James Horner, film composer for Titanic and Braveheart, dies in plane crash

US film composer James Horner during an interview in Vienna, Austria, on Oct 3, 2013.
US film composer James Horner during an interview in Vienna, Austria, on Oct 3, 2013. PHOTO: EPA

LOS ANGELES - James Horner, a two-time Oscar winner and film composer known for his sweeping and evocative scores, died on Monday in a plane crash near Santa Barbara, California. He was 61.

The identity of the pilot of the single-engine plane registered to Horner was not initially known. His death was later confirmed by by Sylvia Patrycja, who is identified on Horner's film music page as his assistant, according to the Hollywood Reporter.

Ms Patrycja wrote on Facebook on Monday: "We have lost an amazing person with a huge heart and unbelievable talent. He died doing what he loved. Thank you for all your support and love and see you down the road."

A spokesman for the Ventura County fire service said that his plane, a S-312 Tucano MK1 turbo-prop with two seats, crashed at around 9.30am local time in the Los Padres national forest, a remote area about 96 km north of Santa Barbara. No one else was on board.

Horner had worked on three James Cameron films, two Star Trek movies and classic films such as A Beautiful Mind (2001), Apollo 13 (1995) and Field Of Dreams (1989).

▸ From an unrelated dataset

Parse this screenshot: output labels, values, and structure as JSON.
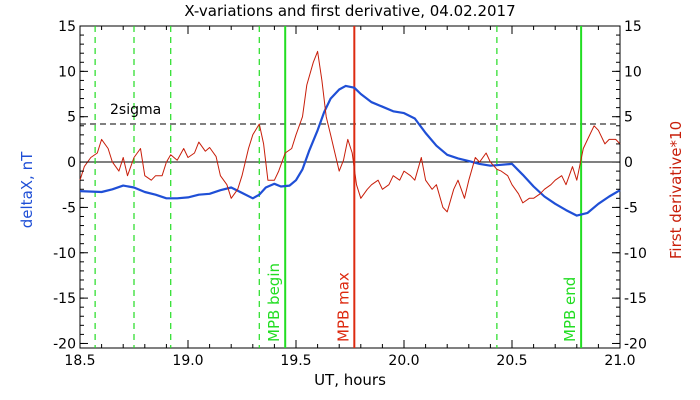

For his work on the 1997 Best Picture Oscar winner Titanic, he clinched the Academy Award for original dramatic score, as well as original song, shared with lyricist Will Jennings, for the instantly recognisable My Heart Will Go On sung by Celine Dion. His score for Titanic has sold about 27 million copies worldwide.

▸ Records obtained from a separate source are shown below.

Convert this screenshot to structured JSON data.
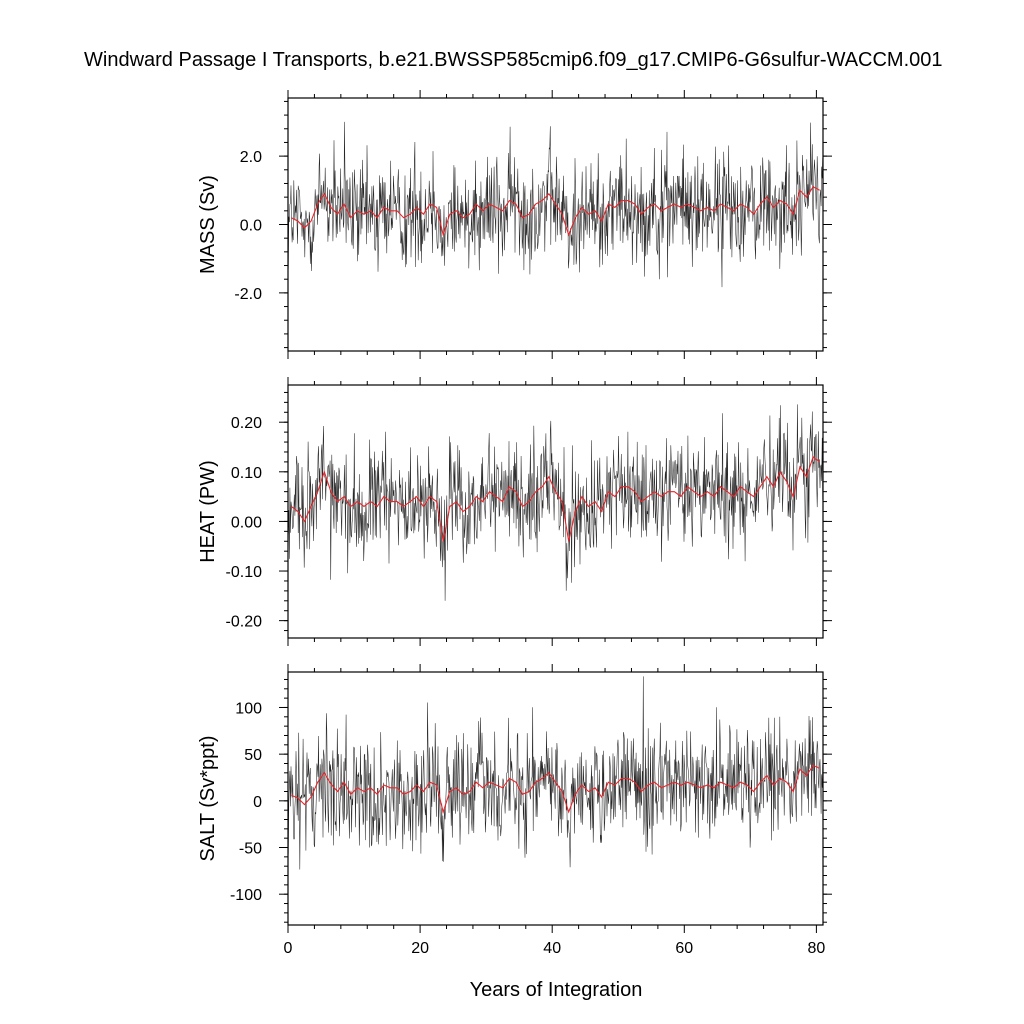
{
  "figure": {
    "title": "Windward Passage I Transports, b.e21.BWSSP585cmip6.f09_g17.CMIP6-G6sulfur-WACCM.001",
    "xlabel": "Years of Integration"
  },
  "chart_data": [
    {
      "type": "line",
      "title": "",
      "xlabel": "Years of Integration",
      "ylabel": "MASS (Sv)",
      "xlim": [
        0,
        81
      ],
      "ylim": [
        -3.7,
        3.7
      ],
      "yticks": [
        -2.0,
        0.0,
        2.0
      ],
      "ytick_labels": [
        "-2.0",
        "0.0",
        "2.0"
      ],
      "xticks": [
        0,
        20,
        40,
        60,
        80
      ],
      "xtick_labels": [
        "0",
        "20",
        "40",
        "60",
        "80"
      ],
      "colors": {
        "monthly": "#000000",
        "annual": "#e8262b"
      },
      "series": [
        {
          "name": "",
          "kind": "annual",
          "x": [
            0.5,
            1.5,
            2.5,
            3.5,
            4.5,
            5.5,
            6.5,
            7.5,
            8.5,
            9.5,
            10.5,
            11.5,
            12.5,
            13.5,
            14.5,
            15.5,
            16.5,
            17.5,
            18.5,
            19.5,
            20.5,
            21.5,
            22.5,
            23.5,
            24.5,
            25.5,
            26.5,
            27.5,
            28.5,
            29.5,
            30.5,
            31.5,
            32.5,
            33.5,
            34.5,
            35.5,
            36.5,
            37.5,
            38.5,
            39.5,
            40.5,
            41.5,
            42.5,
            43.5,
            44.5,
            45.5,
            46.5,
            47.5,
            48.5,
            49.5,
            50.5,
            51.5,
            52.5,
            53.5,
            54.5,
            55.5,
            56.5,
            57.5,
            58.5,
            59.5,
            60.5,
            61.5,
            62.5,
            63.5,
            64.5,
            65.5,
            66.5,
            67.5,
            68.5,
            69.5,
            70.5,
            71.5,
            72.5,
            73.5,
            74.5,
            75.5,
            76.5,
            77.5,
            78.5,
            79.5,
            80.5
          ],
          "y": [
            0.2,
            0.1,
            -0.1,
            0.1,
            0.6,
            0.9,
            0.5,
            0.3,
            0.6,
            0.2,
            0.4,
            0.3,
            0.4,
            0.2,
            0.5,
            0.4,
            0.4,
            0.2,
            0.3,
            0.5,
            0.3,
            0.6,
            0.5,
            -0.3,
            0.3,
            0.4,
            0.2,
            0.3,
            0.6,
            0.4,
            0.6,
            0.5,
            0.4,
            0.7,
            0.6,
            0.2,
            0.3,
            0.6,
            0.7,
            0.9,
            0.6,
            0.3,
            -0.3,
            0.2,
            0.5,
            0.3,
            0.4,
            0.1,
            0.6,
            0.5,
            0.7,
            0.7,
            0.6,
            0.3,
            0.5,
            0.6,
            0.4,
            0.5,
            0.6,
            0.5,
            0.6,
            0.5,
            0.4,
            0.5,
            0.4,
            0.6,
            0.5,
            0.4,
            0.6,
            0.5,
            0.3,
            0.6,
            0.8,
            0.5,
            0.7,
            0.6,
            0.3,
            1.0,
            0.8,
            1.1,
            1.0
          ]
        }
      ]
    },
    {
      "type": "line",
      "title": "",
      "xlabel": "Years of Integration",
      "ylabel": "HEAT (PW)",
      "xlim": [
        0,
        81
      ],
      "ylim": [
        -0.235,
        0.275
      ],
      "yticks": [
        -0.2,
        -0.1,
        0.0,
        0.1,
        0.2
      ],
      "ytick_labels": [
        "-0.20",
        "-0.10",
        "0.00",
        "0.10",
        "0.20"
      ],
      "xticks": [
        0,
        20,
        40,
        60,
        80
      ],
      "xtick_labels": [
        "0",
        "20",
        "40",
        "60",
        "80"
      ],
      "colors": {
        "monthly": "#000000",
        "annual": "#e8262b"
      },
      "series": [
        {
          "name": "",
          "kind": "annual",
          "x": [
            0.5,
            1.5,
            2.5,
            3.5,
            4.5,
            5.5,
            6.5,
            7.5,
            8.5,
            9.5,
            10.5,
            11.5,
            12.5,
            13.5,
            14.5,
            15.5,
            16.5,
            17.5,
            18.5,
            19.5,
            20.5,
            21.5,
            22.5,
            23.5,
            24.5,
            25.5,
            26.5,
            27.5,
            28.5,
            29.5,
            30.5,
            31.5,
            32.5,
            33.5,
            34.5,
            35.5,
            36.5,
            37.5,
            38.5,
            39.5,
            40.5,
            41.5,
            42.5,
            43.5,
            44.5,
            45.5,
            46.5,
            47.5,
            48.5,
            49.5,
            50.5,
            51.5,
            52.5,
            53.5,
            54.5,
            55.5,
            56.5,
            57.5,
            58.5,
            59.5,
            60.5,
            61.5,
            62.5,
            63.5,
            64.5,
            65.5,
            66.5,
            67.5,
            68.5,
            69.5,
            70.5,
            71.5,
            72.5,
            73.5,
            74.5,
            75.5,
            76.5,
            77.5,
            78.5,
            79.5,
            80.5
          ],
          "y": [
            0.03,
            0.02,
            0.0,
            0.03,
            0.06,
            0.1,
            0.06,
            0.04,
            0.05,
            0.03,
            0.04,
            0.03,
            0.04,
            0.03,
            0.05,
            0.04,
            0.04,
            0.03,
            0.04,
            0.05,
            0.03,
            0.05,
            0.04,
            -0.04,
            0.03,
            0.04,
            0.02,
            0.03,
            0.05,
            0.04,
            0.06,
            0.05,
            0.04,
            0.07,
            0.06,
            0.03,
            0.04,
            0.06,
            0.07,
            0.09,
            0.06,
            0.04,
            -0.04,
            0.02,
            0.05,
            0.03,
            0.04,
            0.02,
            0.06,
            0.05,
            0.07,
            0.07,
            0.06,
            0.04,
            0.05,
            0.06,
            0.05,
            0.06,
            0.06,
            0.05,
            0.07,
            0.06,
            0.05,
            0.06,
            0.05,
            0.07,
            0.06,
            0.05,
            0.07,
            0.06,
            0.05,
            0.07,
            0.09,
            0.07,
            0.1,
            0.08,
            0.05,
            0.11,
            0.09,
            0.13,
            0.12
          ]
        }
      ]
    },
    {
      "type": "line",
      "title": "",
      "xlabel": "Years of Integration",
      "ylabel": "SALT (Sv*ppt)",
      "xlim": [
        0,
        81
      ],
      "ylim": [
        -133,
        138
      ],
      "yticks": [
        -100,
        -50,
        0,
        50,
        100
      ],
      "ytick_labels": [
        "-100",
        "-50",
        "0",
        "50",
        "100"
      ],
      "xticks": [
        0,
        20,
        40,
        60,
        80
      ],
      "xtick_labels": [
        "0",
        "20",
        "40",
        "60",
        "80"
      ],
      "colors": {
        "monthly": "#000000",
        "annual": "#e8262b"
      },
      "series": [
        {
          "name": "",
          "kind": "annual",
          "x": [
            0.5,
            1.5,
            2.5,
            3.5,
            4.5,
            5.5,
            6.5,
            7.5,
            8.5,
            9.5,
            10.5,
            11.5,
            12.5,
            13.5,
            14.5,
            15.5,
            16.5,
            17.5,
            18.5,
            19.5,
            20.5,
            21.5,
            22.5,
            23.5,
            24.5,
            25.5,
            26.5,
            27.5,
            28.5,
            29.5,
            30.5,
            31.5,
            32.5,
            33.5,
            34.5,
            35.5,
            36.5,
            37.5,
            38.5,
            39.5,
            40.5,
            41.5,
            42.5,
            43.5,
            44.5,
            45.5,
            46.5,
            47.5,
            48.5,
            49.5,
            50.5,
            51.5,
            52.5,
            53.5,
            54.5,
            55.5,
            56.5,
            57.5,
            58.5,
            59.5,
            60.5,
            61.5,
            62.5,
            63.5,
            64.5,
            65.5,
            66.5,
            67.5,
            68.5,
            69.5,
            70.5,
            71.5,
            72.5,
            73.5,
            74.5,
            75.5,
            76.5,
            77.5,
            78.5,
            79.5,
            80.5
          ],
          "y": [
            6,
            3,
            -4,
            4,
            20,
            30,
            18,
            10,
            20,
            7,
            14,
            10,
            14,
            7,
            17,
            14,
            14,
            7,
            10,
            17,
            10,
            20,
            17,
            -12,
            10,
            14,
            7,
            10,
            20,
            14,
            20,
            17,
            14,
            24,
            20,
            7,
            10,
            20,
            24,
            30,
            20,
            10,
            -12,
            7,
            17,
            10,
            14,
            4,
            20,
            17,
            24,
            24,
            20,
            10,
            17,
            20,
            14,
            17,
            20,
            17,
            20,
            17,
            14,
            17,
            14,
            20,
            17,
            14,
            20,
            17,
            10,
            20,
            27,
            17,
            24,
            20,
            10,
            34,
            27,
            38,
            35
          ]
        }
      ]
    }
  ]
}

He also received Oscar nominations for other work directed by Cameron, including the blockbuster hits Aliens (1986) and Avatar (2009). He had 10 Oscar nominations in all.

He had scored three films due to be released soon: boxing drama Southpaw starring Jake Gyllenhaal, slated for a July release; Jean-Jacques Annaud's Wolf Totem, due September; and The 33, a dramatic film based on the 2010 mining disaster in Chile that is set for November.

Horner had said in a 2009 interview with the Los Angeles Times: "My job... is to make sure at every turn of the film it's something the audience can feel with their heart."